The iPOP not only goes significantly beyond the scope of a standard blood test, but also that of the Human Genome Project. The goal is to utilize genetic information such that the diseases an individual is likely to develop are treated proactively as opposed to reactively. In order to do that, Snyder’s nucleotides are sequenced and re-sequenced 270 times over. By comparison, the Human Genome Project covered each nucleotide about eight times.

“Today’s sequencing technologies don’t sequence an entire chromosome in one swoop,” Conger writes, “they first break it into millions of short, random fragments. After each fragment is sequenced, computer algorithms assemble the small chunks into chromosome-length pieces based on bits of sequence overlap among the fragments. It’s necessary to save the raw data to closely investigate any discrepancies in critical disease-associated regions.”

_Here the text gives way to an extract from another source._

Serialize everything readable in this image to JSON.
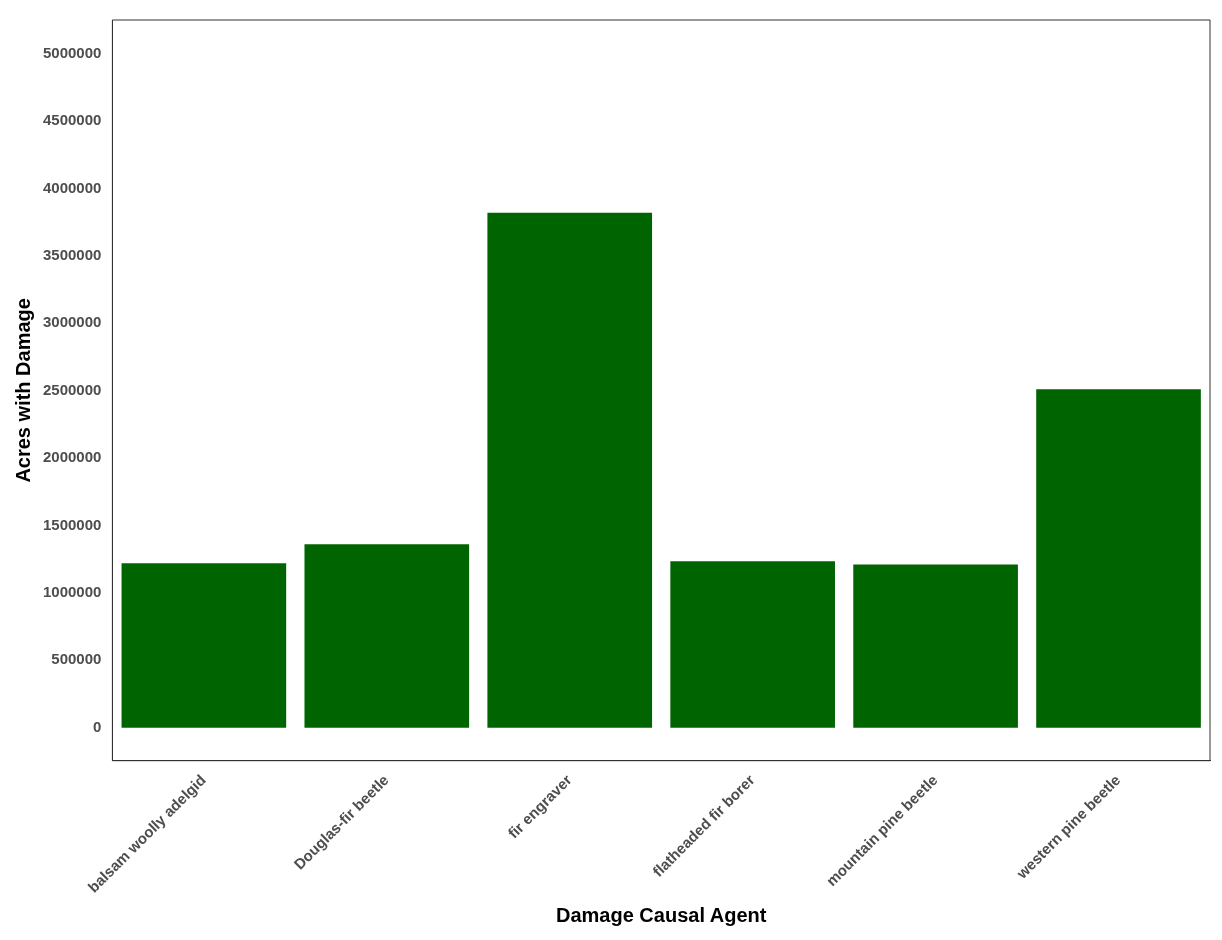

Snyder and his colleagues developed RiskOGram, an algorithm that generates a risk profile for an individual based on his or her whole-genome sequence. The RiskOGram was tested on the family of entrepreneur John West before being used on Snyder’s information. As it turned out, according to RiskOGram, Snyder had a 47 percent risk of developing type-2 diabetes, more than double the usual risk of men his age.

One potentially cringe-worthy (for scientists, at least) principle behind the development of these analytics is the departure from hypothesis-based testing. Stanford’s Euan Ashley, MD, one of the developers on Snyder’s team notes, “We’ve been so focused on generating hypotheses but the availability of big data sets allows the data to speak to you. Meaningful things can pop out that you hadn’t expected. In contrast, with a hypothesis, you’re never going to be truly surprised at your result.” Snyder’s high risk of diabetes counts as a meaningful thing that can pop out. Snyder himself remarked that, “I was amused to see Type-2 diabetes emerging so strongly.”

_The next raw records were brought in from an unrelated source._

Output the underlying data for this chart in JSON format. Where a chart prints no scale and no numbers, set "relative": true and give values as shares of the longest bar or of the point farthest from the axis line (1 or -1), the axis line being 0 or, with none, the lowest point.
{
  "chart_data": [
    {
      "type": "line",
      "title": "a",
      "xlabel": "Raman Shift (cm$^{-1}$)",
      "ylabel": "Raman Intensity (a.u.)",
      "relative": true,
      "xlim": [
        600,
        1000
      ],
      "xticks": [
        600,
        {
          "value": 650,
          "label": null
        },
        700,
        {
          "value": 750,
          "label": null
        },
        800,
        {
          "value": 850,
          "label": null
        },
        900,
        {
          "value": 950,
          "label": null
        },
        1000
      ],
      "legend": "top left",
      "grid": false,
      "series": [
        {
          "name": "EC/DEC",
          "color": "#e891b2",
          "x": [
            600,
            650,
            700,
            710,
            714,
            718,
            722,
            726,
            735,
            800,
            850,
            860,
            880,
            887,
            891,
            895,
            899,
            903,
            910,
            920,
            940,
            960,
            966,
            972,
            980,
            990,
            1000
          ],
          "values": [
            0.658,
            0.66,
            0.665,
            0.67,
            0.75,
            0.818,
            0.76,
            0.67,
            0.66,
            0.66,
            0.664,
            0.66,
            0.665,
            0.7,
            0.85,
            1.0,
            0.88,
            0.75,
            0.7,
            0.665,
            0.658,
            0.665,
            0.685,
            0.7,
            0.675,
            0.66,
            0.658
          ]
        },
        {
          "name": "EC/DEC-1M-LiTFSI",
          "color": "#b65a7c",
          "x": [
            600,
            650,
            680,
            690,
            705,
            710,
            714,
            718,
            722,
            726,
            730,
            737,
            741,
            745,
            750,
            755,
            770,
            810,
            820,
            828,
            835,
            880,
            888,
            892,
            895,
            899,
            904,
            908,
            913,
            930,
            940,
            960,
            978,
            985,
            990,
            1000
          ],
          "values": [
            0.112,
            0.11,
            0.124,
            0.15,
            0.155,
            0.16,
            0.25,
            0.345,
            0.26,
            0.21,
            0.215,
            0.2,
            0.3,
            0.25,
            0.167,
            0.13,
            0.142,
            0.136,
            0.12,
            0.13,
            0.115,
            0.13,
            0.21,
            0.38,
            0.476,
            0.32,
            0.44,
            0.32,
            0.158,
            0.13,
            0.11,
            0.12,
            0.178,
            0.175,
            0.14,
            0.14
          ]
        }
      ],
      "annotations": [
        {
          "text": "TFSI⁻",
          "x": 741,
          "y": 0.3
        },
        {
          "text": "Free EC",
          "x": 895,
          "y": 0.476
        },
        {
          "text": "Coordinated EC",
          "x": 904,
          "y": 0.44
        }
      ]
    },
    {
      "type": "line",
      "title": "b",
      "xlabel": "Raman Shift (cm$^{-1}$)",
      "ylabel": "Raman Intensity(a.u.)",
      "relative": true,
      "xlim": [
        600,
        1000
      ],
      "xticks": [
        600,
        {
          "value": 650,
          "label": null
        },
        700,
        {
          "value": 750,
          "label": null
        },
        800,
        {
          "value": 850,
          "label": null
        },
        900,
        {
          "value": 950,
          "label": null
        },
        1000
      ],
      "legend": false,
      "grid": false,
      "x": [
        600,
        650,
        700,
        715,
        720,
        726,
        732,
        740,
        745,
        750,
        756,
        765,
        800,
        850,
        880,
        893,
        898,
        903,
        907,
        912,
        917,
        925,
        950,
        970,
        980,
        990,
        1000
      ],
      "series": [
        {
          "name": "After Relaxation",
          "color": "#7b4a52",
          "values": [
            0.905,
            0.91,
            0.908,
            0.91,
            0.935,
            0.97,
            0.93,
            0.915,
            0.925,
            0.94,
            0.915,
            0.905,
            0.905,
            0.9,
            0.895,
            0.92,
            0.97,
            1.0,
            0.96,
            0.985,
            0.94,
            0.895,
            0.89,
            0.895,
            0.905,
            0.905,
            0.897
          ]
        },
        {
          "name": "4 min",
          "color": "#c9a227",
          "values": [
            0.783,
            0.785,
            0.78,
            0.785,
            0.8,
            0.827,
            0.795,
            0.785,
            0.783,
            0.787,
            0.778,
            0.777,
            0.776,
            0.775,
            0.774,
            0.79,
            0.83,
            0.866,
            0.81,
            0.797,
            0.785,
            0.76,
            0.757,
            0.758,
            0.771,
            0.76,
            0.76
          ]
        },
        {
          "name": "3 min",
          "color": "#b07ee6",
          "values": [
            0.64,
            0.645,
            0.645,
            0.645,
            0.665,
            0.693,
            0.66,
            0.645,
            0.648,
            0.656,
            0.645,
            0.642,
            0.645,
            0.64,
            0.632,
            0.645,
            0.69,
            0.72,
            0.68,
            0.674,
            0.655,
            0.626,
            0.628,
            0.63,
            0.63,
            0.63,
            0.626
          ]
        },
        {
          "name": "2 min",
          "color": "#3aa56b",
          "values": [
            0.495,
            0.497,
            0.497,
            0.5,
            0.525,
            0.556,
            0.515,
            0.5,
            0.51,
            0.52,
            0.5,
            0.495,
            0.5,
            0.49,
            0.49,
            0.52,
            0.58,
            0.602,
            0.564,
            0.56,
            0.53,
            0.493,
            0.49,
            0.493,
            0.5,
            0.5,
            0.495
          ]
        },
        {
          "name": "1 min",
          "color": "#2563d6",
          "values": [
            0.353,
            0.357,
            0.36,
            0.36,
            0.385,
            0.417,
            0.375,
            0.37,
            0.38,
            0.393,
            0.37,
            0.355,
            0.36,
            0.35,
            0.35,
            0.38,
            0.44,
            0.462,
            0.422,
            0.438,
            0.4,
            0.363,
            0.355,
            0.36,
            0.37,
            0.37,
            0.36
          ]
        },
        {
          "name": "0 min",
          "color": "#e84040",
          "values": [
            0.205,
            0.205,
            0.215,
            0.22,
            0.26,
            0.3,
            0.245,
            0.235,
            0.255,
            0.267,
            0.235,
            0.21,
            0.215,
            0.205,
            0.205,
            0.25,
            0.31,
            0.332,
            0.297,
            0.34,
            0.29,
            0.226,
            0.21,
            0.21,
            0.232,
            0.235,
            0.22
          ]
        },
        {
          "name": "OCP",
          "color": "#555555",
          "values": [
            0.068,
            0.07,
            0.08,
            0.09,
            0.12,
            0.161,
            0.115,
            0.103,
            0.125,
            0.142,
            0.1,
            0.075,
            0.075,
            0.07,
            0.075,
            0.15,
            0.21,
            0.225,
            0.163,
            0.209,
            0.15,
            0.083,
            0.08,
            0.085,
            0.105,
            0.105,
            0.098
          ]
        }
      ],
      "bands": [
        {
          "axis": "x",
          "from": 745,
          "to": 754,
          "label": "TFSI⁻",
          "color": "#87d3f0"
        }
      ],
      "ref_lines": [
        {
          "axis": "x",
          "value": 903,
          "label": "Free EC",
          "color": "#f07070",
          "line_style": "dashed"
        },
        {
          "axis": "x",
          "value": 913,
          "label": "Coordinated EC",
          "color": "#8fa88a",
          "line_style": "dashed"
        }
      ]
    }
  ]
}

Despite the doctor’s initial protests that the probability of his having diabetes was low, Snyder went ahead and had himself tested. The tests came back positive. The iPOP had turned up something a doctor would not have even thought to test for. It was a potentially life-saving revelation.

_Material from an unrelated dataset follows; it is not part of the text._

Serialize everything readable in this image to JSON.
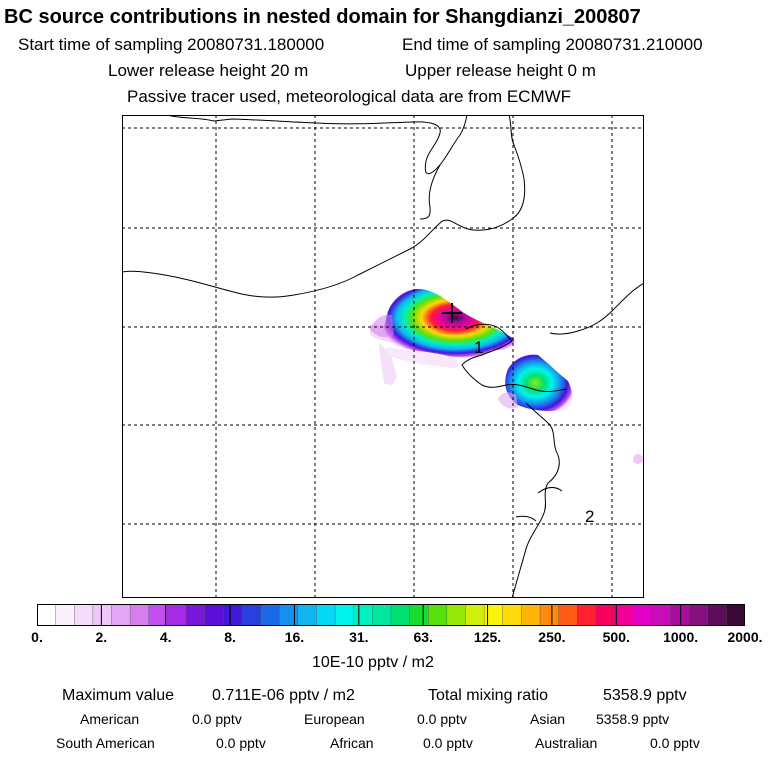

Of course, there are still drawbacks. Snyder sends physical hard drives to those who wish to corroborate his data since it is beyond difficult to transmit the two terabytes electronically. While the cost of these genomic workups has dropped dramatically (mapping the human genome cost approximately $300 million in 2001 while the same procedure today costs $1,000), it remains high for the layperson. Finally, and possibly most importantly, the only space in which to store more than a couple of persons’ genomes is the cloud. Storing genetic information in the cloud raises patient privacy concerns.

Currently, the Genetic Information Nondiscrimination Act of 2008 prohibits health insurance companies and employers from penalizing individuals based on genetic information. However, that protection does not extend to life insurance companies.

That being said, Snyder and his Stanford team are taking strides toward big data effecting positive change in predictive medicine.